8132–8134 ↗(On Diff #88278)

Yeah, probably for -O0 builds with tons of allocas.

8278–8279 ↗(On Diff #88278)

The flags are just temporary data, and they're only supposed to indicate candidates, not successfully transformed arguments. It doesn't seem worth clearing them.

I did notice that I can check the flag instead of doing a hash lookup below, though.

rnk updated this revision to Diff 88405.Feb 14 2017, 11:23 AM
rnk marked an inline comment as done.
  • David and Chandler's comments
rnk updated this revision to Diff 88938.Feb 17 2017, 11:59 AM
  • Fix bug when splitting i64 between registers and memory
  • Add support for simple copy elision on non-x86 platforms
rnk updated this revision to Diff 88978.Feb 17 2017, 3:38 PM
  • Fix bug when splitting i64 between registers and memory
  • Add support for simple copy elision on non-x86 platforms
rnk requested review of this revision.Feb 17 2017, 3:54 PM
rnk edited edge metadata.

This changed enough that it's worth another look.

FWIW, this looks fine to me with minor tweaks below. Would be great to have @MatzeB be happy as well though, this is a part of the backend I'm somewhat less familiar with.

include/llvm/Target/TargetCallingConv.h
48 ↗(On Diff #88278)

Ah, OK. The term "candidate" is confusing me I think, but I don't reall yhave a better idea for a name...

lib/CodeGen/SelectionDAG/SelectionDAGBuilder.cpp
8077 ↗(On Diff #87670)

I just don't want a quadratic path. You could add a recursion limit instead if you never expect the tall chains in practice?

lib/Target/X86/X86ISelLowering.cpp
2733 ↗(On Diff #88978)

Dy ou need the else? It's after a return...

2747–2755 ↗(On Diff #88978)

You could just put this inside the if above in the for loop... Dunno, the loop above just feels awkward, but not sure there is really better way to do this.

FWIW, this looks fine to me with minor tweaks below. Would be great to have @MatzeB be happy as well though, this is a part of the backend I'm somewhat less familiar with.

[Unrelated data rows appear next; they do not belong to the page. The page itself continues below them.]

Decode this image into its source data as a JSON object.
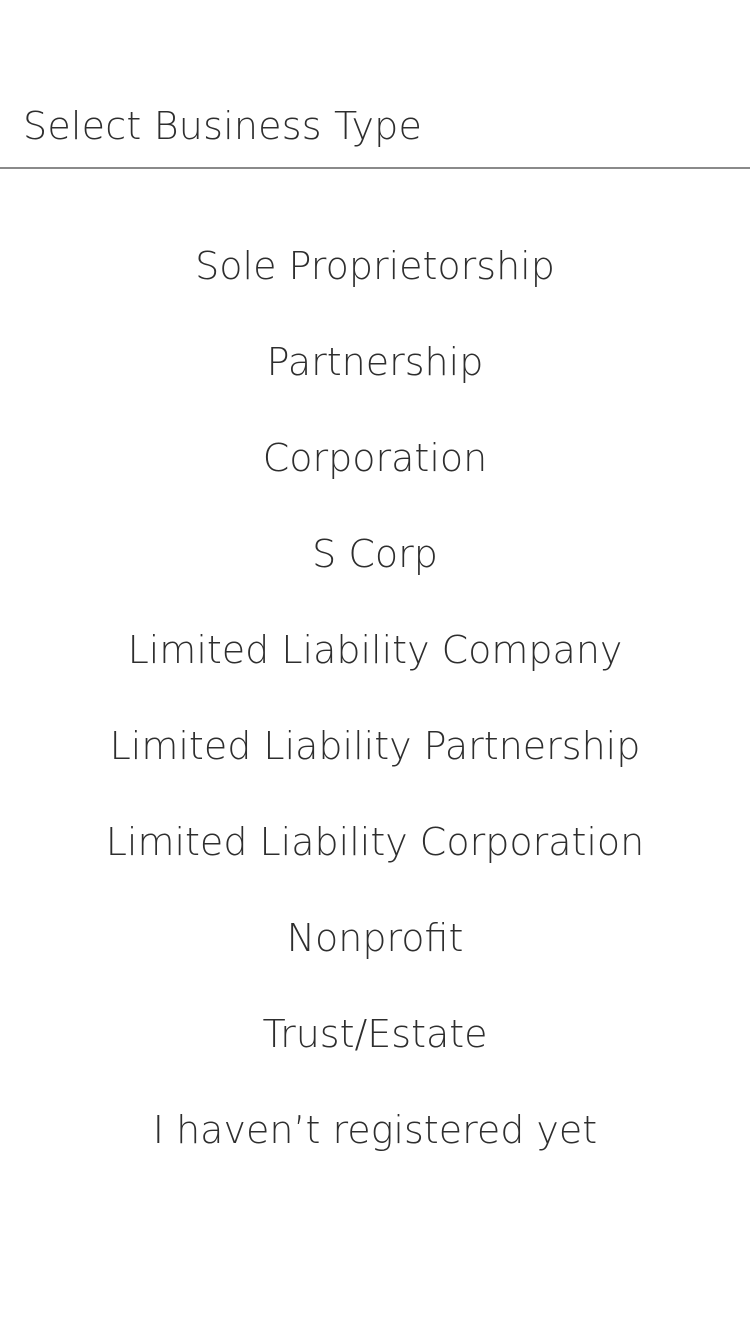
{
  "header": {
    "title": "Select Business Type"
  },
  "options": [
    "Sole Proprietorship",
    "Partnership",
    "Corporation",
    "S Corp",
    "Limited Liability Company",
    "Limited Liability Partnership",
    "Limited Liability Corporation",
    "Nonprofit",
    "Trust/Estate",
    "I haven’t registered yet"
  ],
  "colors": {
    "background": "#ffffff",
    "text": "#2e2e2e",
    "divider": "#8a8a8a"
  }
}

My LGTM still stands (though I agree with all the comments made in between). I'm not super familiar with SelectionDAG either though.

test/CodeGen/X86/pr30430.ll
104–111 ↗(On Diff #88978)

Why are those classified as spills?

This revision was automatically updated to reflect the committed changes.
MatzeB added a comment.Mar 3 2017, 4:26 PM

This seems to break swift. We probably have an i1 parameter ending in

int FI = MFI.CreateFixedObject(ArgVT.getSizeInBits() / 8,
                               VA.getLocMemOffset(), /*Immutable=*/false);

resulting in Assertion failed: (Size != 0 && "Cannot allocate zero size fixed stack objects!"), function CreateFixedObject, file /Volumes/Data/swift-next/lib/CodeGen/MachineFunction.cpp, line 824.

I am still working on a reproducer.

MatzeB added a comment.Mar 3 2017, 5:53 PM

I disabled the argument copy elision for illegal types in r296950 to get the swift bots back to green.